Out of all transfers throughout the past 50+ years, Gathers had the best case of winning one of the Player of the Year awards during the 1988-89 season.
Junior College Transfers Have Taken Home Player of the Year
While a transfer between Division 1 schools has not won Player of the Year, two junior college transfers have,
Larry Johnson — the former No. 1 pick in the 1991 NBA Draft — attended Odessa Junior College in Texas for two seasons and quickly generated attention. Johnson initially committed to SMU but flipped to UNLV where he played from 1989-91.
During the 1990-91 season, Johnson averaged 22.7 points and 10.9 rebounds. He took home both the Wooden and Naismith awards in 1991 and remains the only transfer of any kind to win the Naismith.
Walter Berry was another Junior College transfer that took home the Wooden Award. Berry started his college career at San Jacinto Junior College and finished his career for hometown St. John’s in the 1984-85 and 1985-86 seasons.
Berry averaged 23 points and 11.1 rebounds during the 1985-96 season. His outstanding season was awarded the illustrious Wooden Award in 1986. However, Berry did not win the Naismith; Duke’s Johnny Dawkins won the Naismith in the 1985-86 season.
Unless a drastic change happens in the next 2-to-3 weeks, Tshiebwe is in line to win this year’s Wooden and Naismith awards. This would make history, he would be the first transfer between Division 1 schools to win any Player of the Year award.

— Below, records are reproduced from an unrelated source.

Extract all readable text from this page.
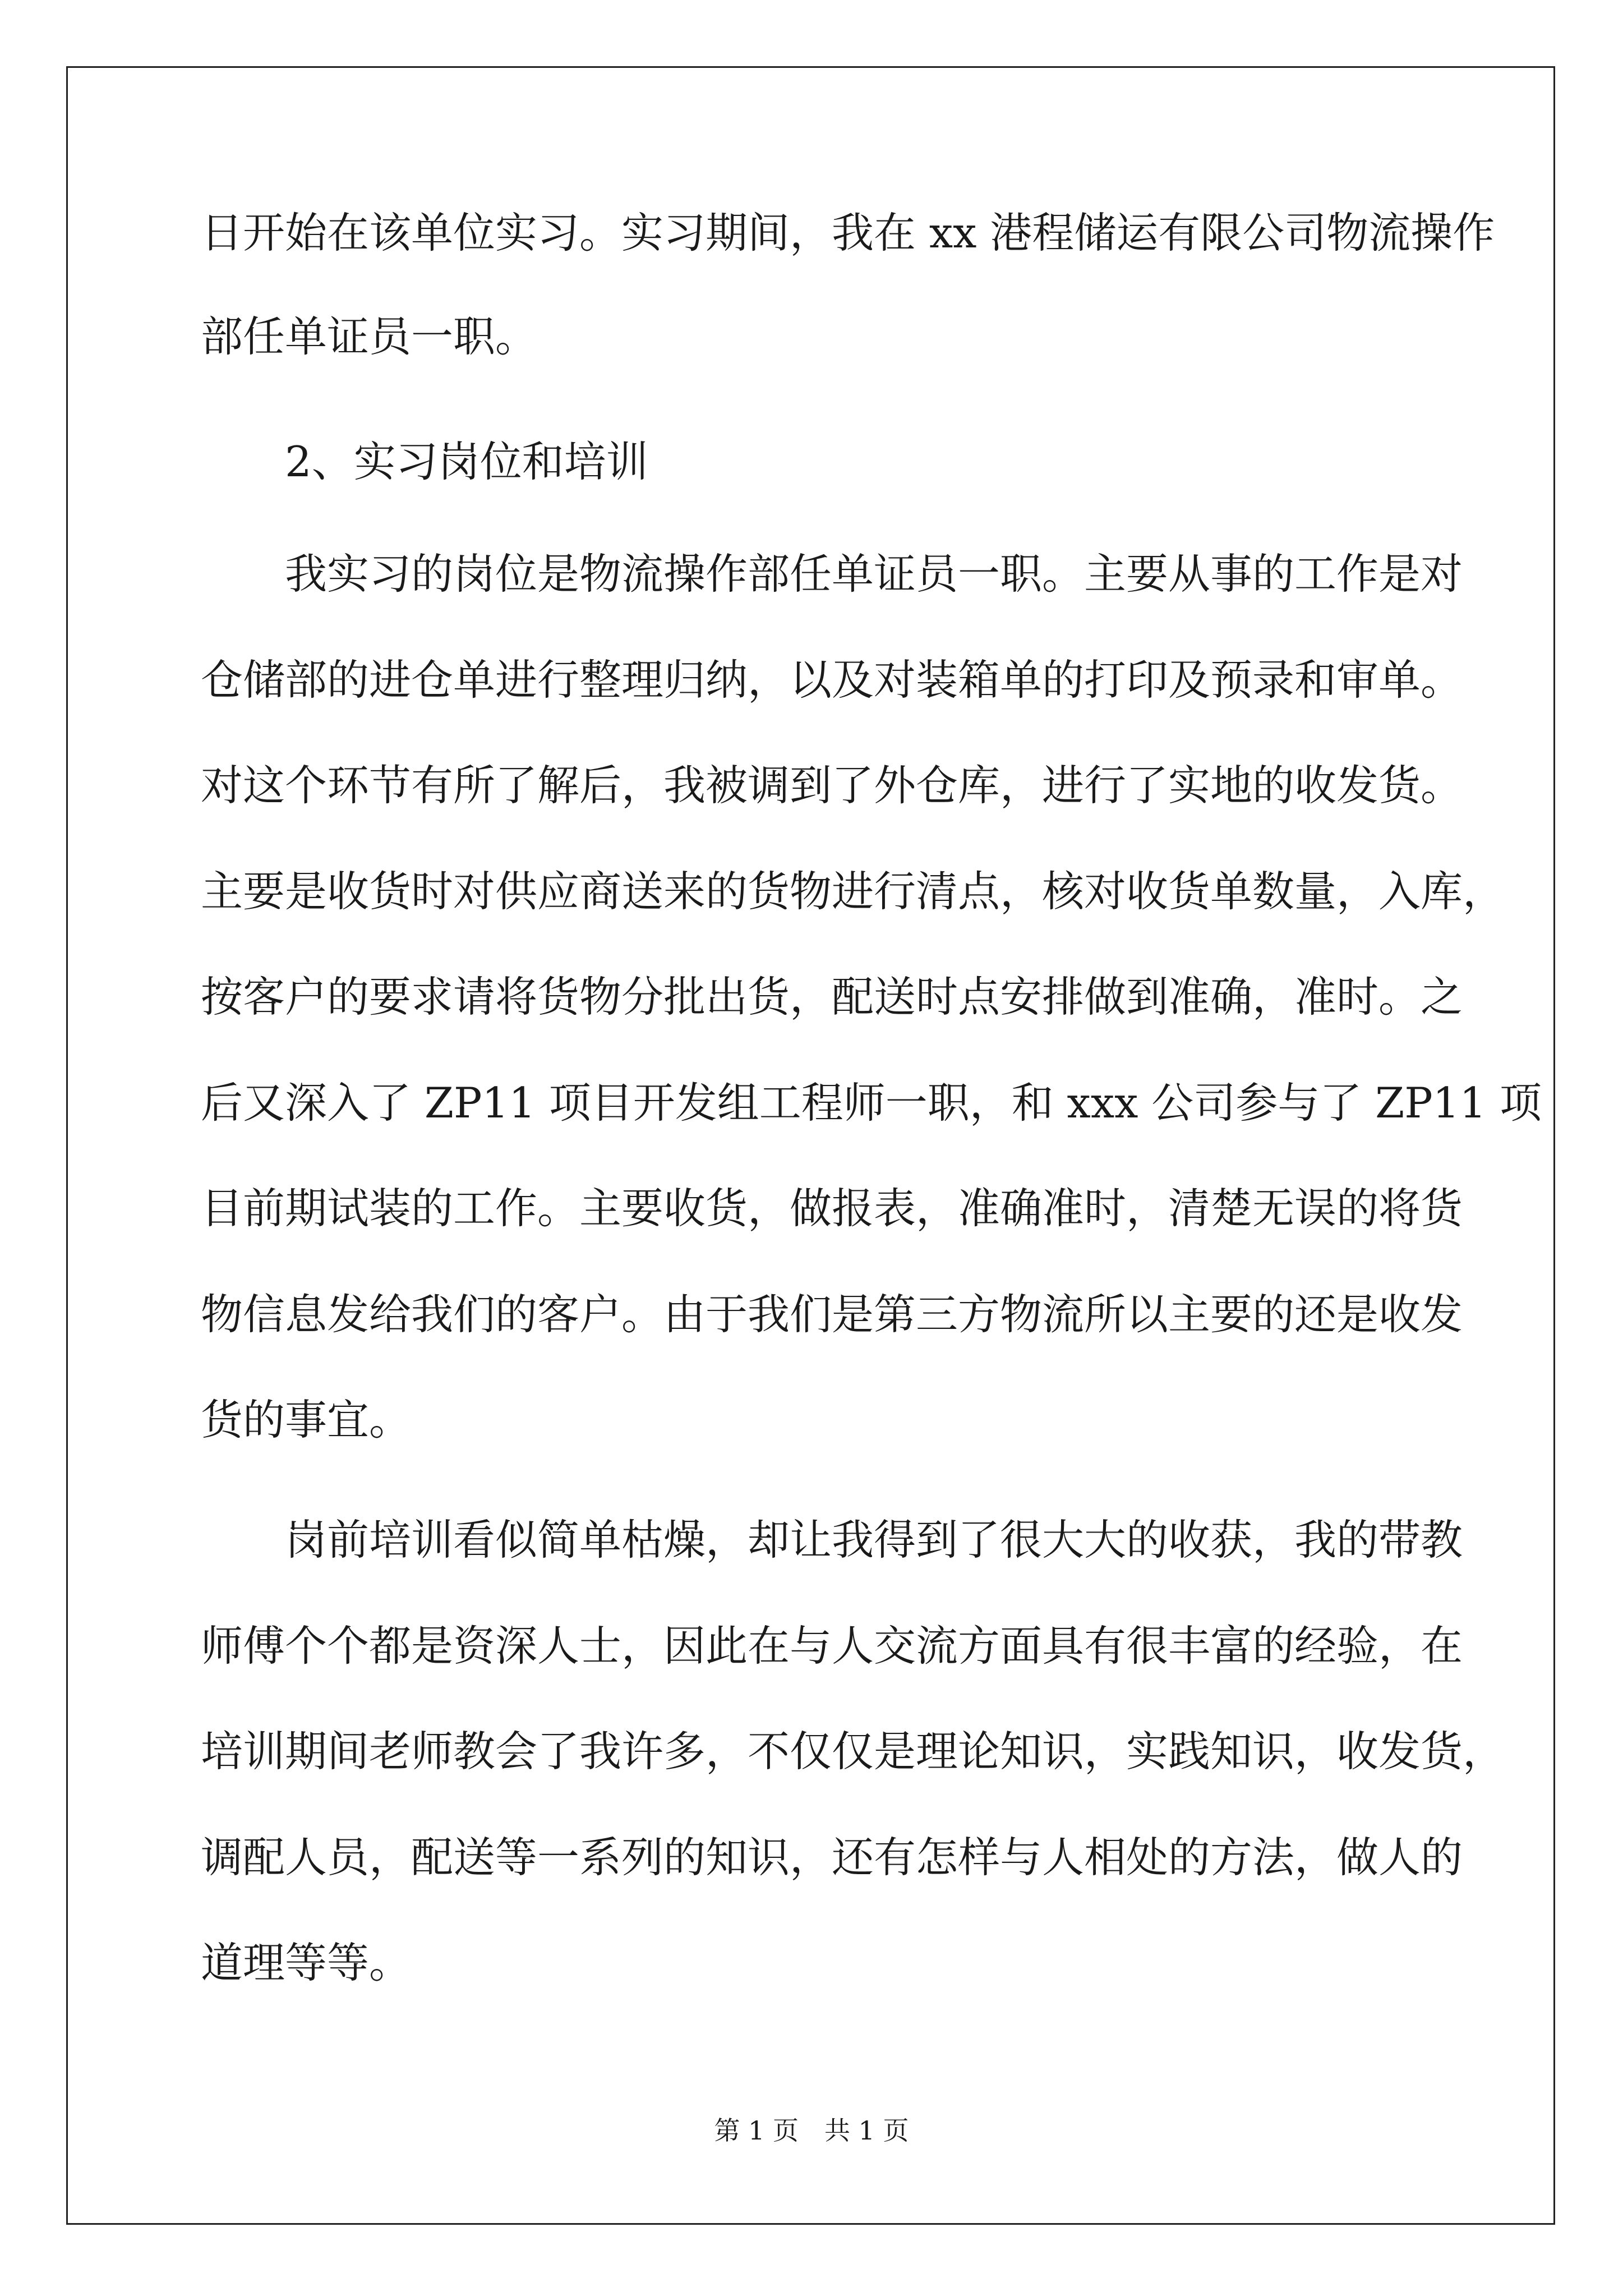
日开始在该单位实习。实习期间，我在 xx 港程储运有限公司物流操作
部任单证员一职。
2、实习岗位和培训
我实习的岗位是物流操作部任单证员一职。主要从事的工作是对
仓储部的进仓单进行整理归纳，以及对装箱单的打印及预录和审单。
对这个环节有所了解后，我被调到了外仓库，进行了实地的收发货。
主要是收货时对供应商送来的货物进行清点，核对收货单数量，入库，
按客户的要求请将货物分批出货，配送时点安排做到准确，准时。之
后又深入了 ZP11 项目开发组工程师一职，和 xxx 公司参与了 ZP11 项
目前期试装的工作。主要收货，做报表，准确准时，清楚无误的将货
物信息发给我们的客户。由于我们是第三方物流所以主要的还是收发
货的事宜。
岗前培训看似简单枯燥，却让我得到了很大大的收获，我的带教
师傅个个都是资深人士，因此在与人交流方面具有很丰富的经验，在
培训期间老师教会了我许多，不仅仅是理论知识，实践知识，收发货，
调配人员，配送等一系列的知识，还有怎样与人相处的方法，做人的
道理等等。
第 1 页　共 1 页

With how popular the transfer portal is becoming, this will not be the last time. As mentioned, transferring is now designed for players to put themselves in the absolute best position. Transferring has never been so player-friendly, which explains why we have not seen transfers between Division 1 universities win Player of the Year awards.
Going forward, Tshiebwe’s success has a shot of influencing players to transfer. With prominent players hitting the portal, transfers winning the Player of the Year awards could become a regularity instead of a rarity.